# neue Hardware für C 4d



## elandorsch (14. Mai 2009)

Hallo Community,
ein neuer Rechner muss her, teilweise auch für Architekturrendering mit C4d.
Der Hardwareschrauber meiner Wahl ist allerdings wie ich, ( noch ) kein erfahrener 3d-(render)user. Darum stelle ich hier einmal kurz das angedachte System vor. Preisgrenze ist ca. 1.000 euro +Schrauberkosten.

CPU : AMD Phenom X4 940 3,0 Ghz	
Arbeitsspeicher : 8 GB DDR2-1066 Kit Kingston HyperX	
Mainboard: ASUS M4A78 Pro
Festplatte:500 GB Sata2 HDD
Gehäuse: SilentMaxx ST-11 Midi Tower     
Netzteil: EcoSilent 80plus					
Graka :Ati Radeon HD 4870 1024 MB GDDR5		
BS	 :MS Windows XP Pro 64 SPB2c

Folgende Fragen habe ich dazu:
1. ist es richtig dass C4d r10 mit win xp prof 64 bit und einem quadcore auch mit 4 threads rendert, bzw. die hardware und das bs optimal ausnutzt ?
2. angeblich soll die ATI Graka "besser" open gl unterstützen, im Vergleich zu einer nvidia. ist das so ? unterstützt die Graka aktiv das rendern? oder ist diese lediglich für einen flüssigen Editor zuständig ?
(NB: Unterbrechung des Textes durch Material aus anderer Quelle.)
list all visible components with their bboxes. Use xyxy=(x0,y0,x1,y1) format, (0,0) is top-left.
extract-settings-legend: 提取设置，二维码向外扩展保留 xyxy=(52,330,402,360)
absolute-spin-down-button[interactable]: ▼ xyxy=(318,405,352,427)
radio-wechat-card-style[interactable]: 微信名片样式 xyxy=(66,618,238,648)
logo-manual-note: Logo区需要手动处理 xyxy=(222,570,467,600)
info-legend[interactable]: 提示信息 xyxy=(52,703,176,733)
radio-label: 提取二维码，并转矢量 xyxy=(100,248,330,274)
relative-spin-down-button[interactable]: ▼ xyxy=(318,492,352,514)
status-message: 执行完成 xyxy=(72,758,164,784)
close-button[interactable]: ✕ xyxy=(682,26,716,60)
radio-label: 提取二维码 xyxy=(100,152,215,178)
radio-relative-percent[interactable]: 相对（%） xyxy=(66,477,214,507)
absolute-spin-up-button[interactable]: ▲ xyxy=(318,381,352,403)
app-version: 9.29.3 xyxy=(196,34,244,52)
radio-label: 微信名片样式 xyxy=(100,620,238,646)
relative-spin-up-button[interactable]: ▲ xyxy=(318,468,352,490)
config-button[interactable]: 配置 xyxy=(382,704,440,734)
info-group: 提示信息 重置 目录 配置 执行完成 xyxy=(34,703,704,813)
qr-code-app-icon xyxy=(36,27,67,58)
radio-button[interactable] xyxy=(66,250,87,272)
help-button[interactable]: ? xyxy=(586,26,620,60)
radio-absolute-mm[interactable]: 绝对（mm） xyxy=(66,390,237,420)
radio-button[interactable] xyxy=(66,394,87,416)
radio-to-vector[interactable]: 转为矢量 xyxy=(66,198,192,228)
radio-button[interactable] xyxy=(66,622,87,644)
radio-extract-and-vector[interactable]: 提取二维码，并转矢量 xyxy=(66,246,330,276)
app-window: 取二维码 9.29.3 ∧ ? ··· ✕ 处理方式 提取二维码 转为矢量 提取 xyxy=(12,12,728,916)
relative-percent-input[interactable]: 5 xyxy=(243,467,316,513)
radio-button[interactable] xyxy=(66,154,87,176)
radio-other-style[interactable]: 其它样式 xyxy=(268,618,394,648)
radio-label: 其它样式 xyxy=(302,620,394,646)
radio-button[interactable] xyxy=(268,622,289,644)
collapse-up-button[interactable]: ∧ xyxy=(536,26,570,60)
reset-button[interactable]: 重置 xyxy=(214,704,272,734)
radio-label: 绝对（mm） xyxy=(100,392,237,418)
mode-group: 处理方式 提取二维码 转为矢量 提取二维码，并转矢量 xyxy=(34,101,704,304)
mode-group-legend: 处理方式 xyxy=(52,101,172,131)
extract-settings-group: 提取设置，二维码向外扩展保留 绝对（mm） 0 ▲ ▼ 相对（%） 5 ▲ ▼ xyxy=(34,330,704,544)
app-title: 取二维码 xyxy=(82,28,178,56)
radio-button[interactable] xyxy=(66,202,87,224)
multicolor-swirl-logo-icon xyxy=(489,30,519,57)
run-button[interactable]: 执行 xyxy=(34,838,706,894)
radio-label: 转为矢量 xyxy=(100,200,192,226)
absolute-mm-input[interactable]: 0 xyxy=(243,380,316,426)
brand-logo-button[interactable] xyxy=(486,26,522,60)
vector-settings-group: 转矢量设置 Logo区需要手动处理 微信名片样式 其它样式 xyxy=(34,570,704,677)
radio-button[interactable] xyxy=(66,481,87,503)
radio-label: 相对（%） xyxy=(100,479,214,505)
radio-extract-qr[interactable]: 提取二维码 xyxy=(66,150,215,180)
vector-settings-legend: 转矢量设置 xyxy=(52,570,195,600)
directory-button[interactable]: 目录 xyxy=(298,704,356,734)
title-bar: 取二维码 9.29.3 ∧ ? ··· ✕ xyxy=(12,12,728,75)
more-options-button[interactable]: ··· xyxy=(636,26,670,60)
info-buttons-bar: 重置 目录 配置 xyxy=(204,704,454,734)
vielen Dank, bereits im voraus für Eure Hinweise und Anregungen,

elandorsch  ( trotz netiquette kleingeschrieben ! )


----------



## chmee (17. Mai 2009)

1. Ja, 4 Kerne werden logischerweise unterstützt. Ausbeute wird etwa 330% sein.
2a. OpenGL - Ich glaube, da nehmen sich Nvidia und AMD nichts.
2b. Aktiv Rendern per GPU - vielleicht mit einem PlugIn. Grundsätzlich ist die GraKa nur für den Workflow gedacht. Schau noch nach, ob eine Quadro oder FireGL ins Budget passt. Such mal nach aktuellen Benchmarks und überdenke, ob es eine "Gamerkarte" sein soll.

mfg chmee


----------